Supply chain safety and reliability at risk
In the first few weeks of 2021, there were signs that the tightness of global ocean supply chains might be impacting safety. A slew of containers lost at sea incidents, including the loss of 750 boxes from the Maersk Essen on January 29, prompted question marks about overloading and loading procedures, given the current pressure on port calls.
Liner service delivery standards are also in decline, as logistics bottlenecks continue to disrupt schedules. Shipping analyst firm Sea-Intelligence’s latest Global Liner Performance report noted that carrier schedule reliability dropped to a record low of 44.6 percent in December, 31.7 percent lower than a year earlier.

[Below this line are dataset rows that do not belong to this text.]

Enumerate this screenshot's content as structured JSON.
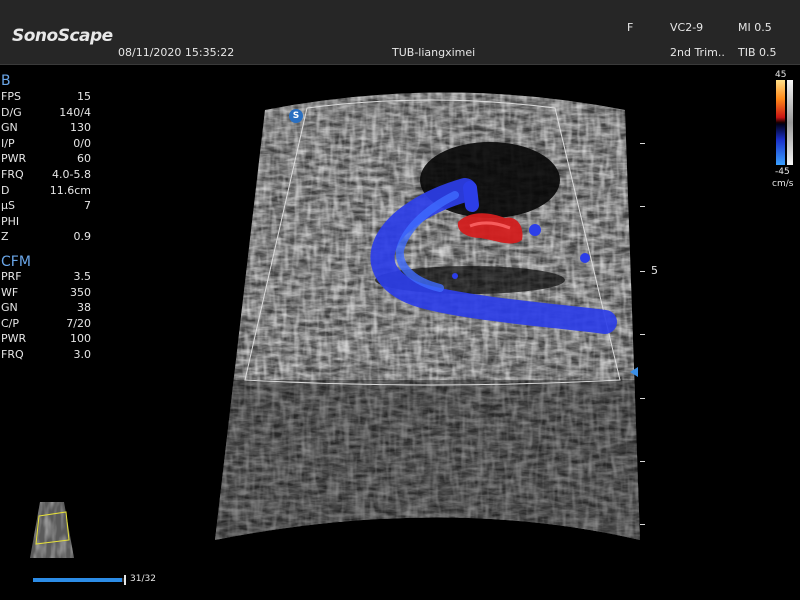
{
  "header": {
    "brand": "SonoScape",
    "datetime": "08/11/2020 15:35:22",
    "patient": "TUB-liangximei",
    "f_label": "F",
    "probe": "VC2-9",
    "preset": "2nd Trim..",
    "mi": "MI 0.5",
    "tib": "TIB 0.5"
  },
  "b_mode": {
    "title": "B",
    "params": [
      {
        "label": "FPS",
        "value": "15"
      },
      {
        "label": "D/G",
        "value": "140/4"
      },
      {
        "label": "GN",
        "value": "130"
      },
      {
        "label": "I/P",
        "value": "0/0"
      },
      {
        "label": "PWR",
        "value": "60"
      },
      {
        "label": "FRQ",
        "value": "4.0-5.8"
      },
      {
        "label": "D",
        "value": "11.6cm"
      },
      {
        "label": "μS",
        "value": "7"
      },
      {
        "label": "PHI",
        "value": ""
      },
      {
        "label": "Z",
        "value": "0.9"
      }
    ]
  },
  "cfm_mode": {
    "title": "CFM",
    "params": [
      {
        "label": "PRF",
        "value": "3.5"
      },
      {
        "label": "WF",
        "value": "350"
      },
      {
        "label": "GN",
        "value": "38"
      },
      {
        "label": "C/P",
        "value": "7/20"
      },
      {
        "label": "PWR",
        "value": "100"
      },
      {
        "label": "FRQ",
        "value": "3.0"
      }
    ]
  },
  "depth_scale": {
    "label": "5"
  },
  "color_scale": {
    "max": "45",
    "min": "-45",
    "unit": "cm/s"
  },
  "cine": {
    "frame_counter": "31/32",
    "progress": 0.97
  },
  "badge": "S",
  "colors": {
    "accent": "#6aa6e8",
    "flow_toward": "#d21e1e",
    "flow_away": "#2c3ee8",
    "cine_bar": "#2c8ce6"
  }
}
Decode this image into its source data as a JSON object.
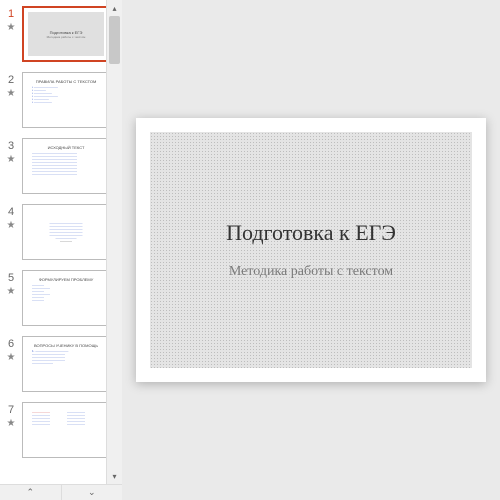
{
  "selected_slide": 1,
  "slides": [
    {
      "num": "1",
      "title": "Подготовка к ЕГЭ",
      "sub": "Методика работы с текстом",
      "layout": "title"
    },
    {
      "num": "2",
      "title": "ПРАВИЛА РАБОТЫ С ТЕКСТОМ",
      "layout": "bullets"
    },
    {
      "num": "3",
      "title": "ИСХОДНЫЙ ТЕКСТ",
      "layout": "paragraph-blue"
    },
    {
      "num": "4",
      "title": "",
      "layout": "paragraph-blue-center"
    },
    {
      "num": "5",
      "title": "ФОРМУЛИРУЕМ ПРОБЛЕМУ",
      "layout": "bullets-small"
    },
    {
      "num": "6",
      "title": "ВОПРОСЫ УЧЕНИКУ В ПОМОЩЬ",
      "layout": "bullets-black"
    },
    {
      "num": "7",
      "title": "",
      "layout": "two-col"
    }
  ],
  "main_slide": {
    "title": "Подготовка к ЕГЭ",
    "subtitle": "Методика работы с текстом"
  },
  "icons": {
    "star": "★",
    "up": "▴",
    "down": "▾",
    "dup": "⎘",
    "ddown": "⎗"
  }
}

According to the report, a similar trend is observed with the average delay for late vessel arrivals, which has recorded consecutive month-on-month increases for the past four months, reaching 5.74 days in December.
“The combination of high demand and Covid-19 mitigation measures have impacted and slowed down port operations at key gateways,” said Kelvin Leung, CEO, DHL Global Forwarding Asia Pacific.
“The container congestion in China could build up and move inland as truck drivers are leaving for their Chinese New Year break, despite the government urging citizens to refrain from travel. Since some local authorities have implemented quarantine measures for people returning from other provinces, truck drivers are forced to leave earlier to return home,” Leung explained.
Logjams to last until Q2 2021
With East-West spot freight rates rising a further 23 percent in the first three weeks of 2021, Drewry sees little sign that the “box logjam” will ease immediately after CNY.
Due to little visibility of the current market or the near-term outlook, few carriers and forwarders have been willing to predict when the current crisis might end, but the consensus points to months rather than weeks.
Even as carriers help mitigate this supply chain crisis, the highly elevated freight rates are expected to last until at least the second quarter of the year.